Home to about 1.5 million people, Eastern Province is one of the hardest-hit areas in Sri Lanka by both natural and manmade disasters. Education advocates say schools lack teachers, funds, infrastructure - and attention.
"Education for us is like another war," said Nirmala Rani, 15, from Batticaloa District.
School facilities are scarce, while some classes do not even have teachers, the student said. "We really cannot call it an education," Rani said.
Raja Sreedharan, father of two secondary-school students from Ampara District, said: "There is no place for them to study. There are no proper teachers or books."
Conflict as well as natural disasters have displaced families and damaged schools, said Brenda Haiplik, education chief for the UN Children's Fund (UNICEF) in the commercial capital, Colombo.
Floods this year alone have caused about US$12 million in damage to the education infrastructure, according to UNICEF.
"When emergencies happen, children miss out on learning for days, months and even years," Haiplik said.
In addition, there are teacher shortages, said Duminda Perera, head of the Community Livelihood Support Programme at the International Organization for Migration (IOM) in Sri Lanka.
Secondary schools in Eastern Province lack 222 mathematics teachers, 128 science teachers and 69 English teachers, according to 2010-2011 data from the Provincial Department of Education.
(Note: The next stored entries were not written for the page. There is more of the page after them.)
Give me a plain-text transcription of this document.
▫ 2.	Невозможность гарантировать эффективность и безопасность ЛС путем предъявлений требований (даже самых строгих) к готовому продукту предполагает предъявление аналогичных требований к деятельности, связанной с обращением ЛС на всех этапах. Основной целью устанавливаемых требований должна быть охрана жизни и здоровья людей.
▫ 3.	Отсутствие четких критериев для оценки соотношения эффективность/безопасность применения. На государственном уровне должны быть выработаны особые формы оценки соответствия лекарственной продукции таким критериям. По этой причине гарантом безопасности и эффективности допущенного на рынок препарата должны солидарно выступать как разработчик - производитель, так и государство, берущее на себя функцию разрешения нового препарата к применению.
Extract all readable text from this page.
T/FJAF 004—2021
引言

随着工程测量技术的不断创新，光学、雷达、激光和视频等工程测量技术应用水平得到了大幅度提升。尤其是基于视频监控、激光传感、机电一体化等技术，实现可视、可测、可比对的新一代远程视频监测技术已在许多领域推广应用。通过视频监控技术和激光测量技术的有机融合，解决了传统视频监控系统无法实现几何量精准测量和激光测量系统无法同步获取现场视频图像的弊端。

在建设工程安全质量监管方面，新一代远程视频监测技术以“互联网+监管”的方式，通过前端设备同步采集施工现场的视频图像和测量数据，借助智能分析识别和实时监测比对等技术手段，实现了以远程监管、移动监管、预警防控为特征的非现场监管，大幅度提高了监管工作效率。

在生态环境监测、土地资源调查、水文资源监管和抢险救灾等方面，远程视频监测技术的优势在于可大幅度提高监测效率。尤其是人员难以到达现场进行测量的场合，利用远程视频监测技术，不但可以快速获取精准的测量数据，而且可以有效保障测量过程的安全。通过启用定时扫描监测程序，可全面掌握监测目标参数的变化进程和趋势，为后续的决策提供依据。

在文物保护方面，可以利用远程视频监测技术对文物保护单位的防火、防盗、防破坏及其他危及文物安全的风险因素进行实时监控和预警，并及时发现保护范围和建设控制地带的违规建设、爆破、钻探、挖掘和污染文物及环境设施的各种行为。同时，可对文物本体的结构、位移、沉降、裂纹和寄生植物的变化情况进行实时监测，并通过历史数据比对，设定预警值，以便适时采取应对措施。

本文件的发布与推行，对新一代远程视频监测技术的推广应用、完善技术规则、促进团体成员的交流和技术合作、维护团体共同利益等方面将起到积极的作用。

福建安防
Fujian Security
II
An additional 1,402 teachers are needed for electives, such as music, agriculture and health education, as well as to serve as counsellors and special education teachers.
At the primary level, Eastern Province schools are short of 465 English teachers and 104 general subject teachers.
The province had 385,115 primary and secondary-aged enrolled students in 2010, according to the government.
"Many people in the past did not want to go to the east at all due to unrest in the area, which is now fortunately becoming better," Perera said.
Government forces declared victory on 18 May 2009 over the Liberation Tigers of Tamil Eelam (LTTE), who had been fighting for an independent Tamil homeland since 1983.
But logistical difficulties continue to discourage new teachers from working in rural areas, and most of the national budget goes to schools in cities, said Perera.
In the East's Trincomalee District, schools damaged or destroyed by conflict lack money to rebuild and train staff, said Haiplik.
Eastern Province is further along than Northern Province in rebuilding its education system, according to UNICEF, but receives less attention and donor funds than the north, said Deva Sivam, a 51-year-old teacher from Batticaloa District.
Northern Province, which suffered the bulk of fighting, loss and displacement and now faces severe teacher shortages, has been the focal point of humanitarian assistance as several international agencies shut their offices in the east in 2010.
Government funds are mainly used to pay teachers' and education officials' salaries; a minimal amount goes towards rehabilitating school buildings and providing teaching materials, said Haiplik.
UNICEF has supported school construction - including water and sanitation facilities, teacher housing, playgrounds and school furniture - damaged in the 2004 Indian Ocean tsunami, by fighting and periodic flash floods, she added.
IOM has worked on rural schools with European Union funding.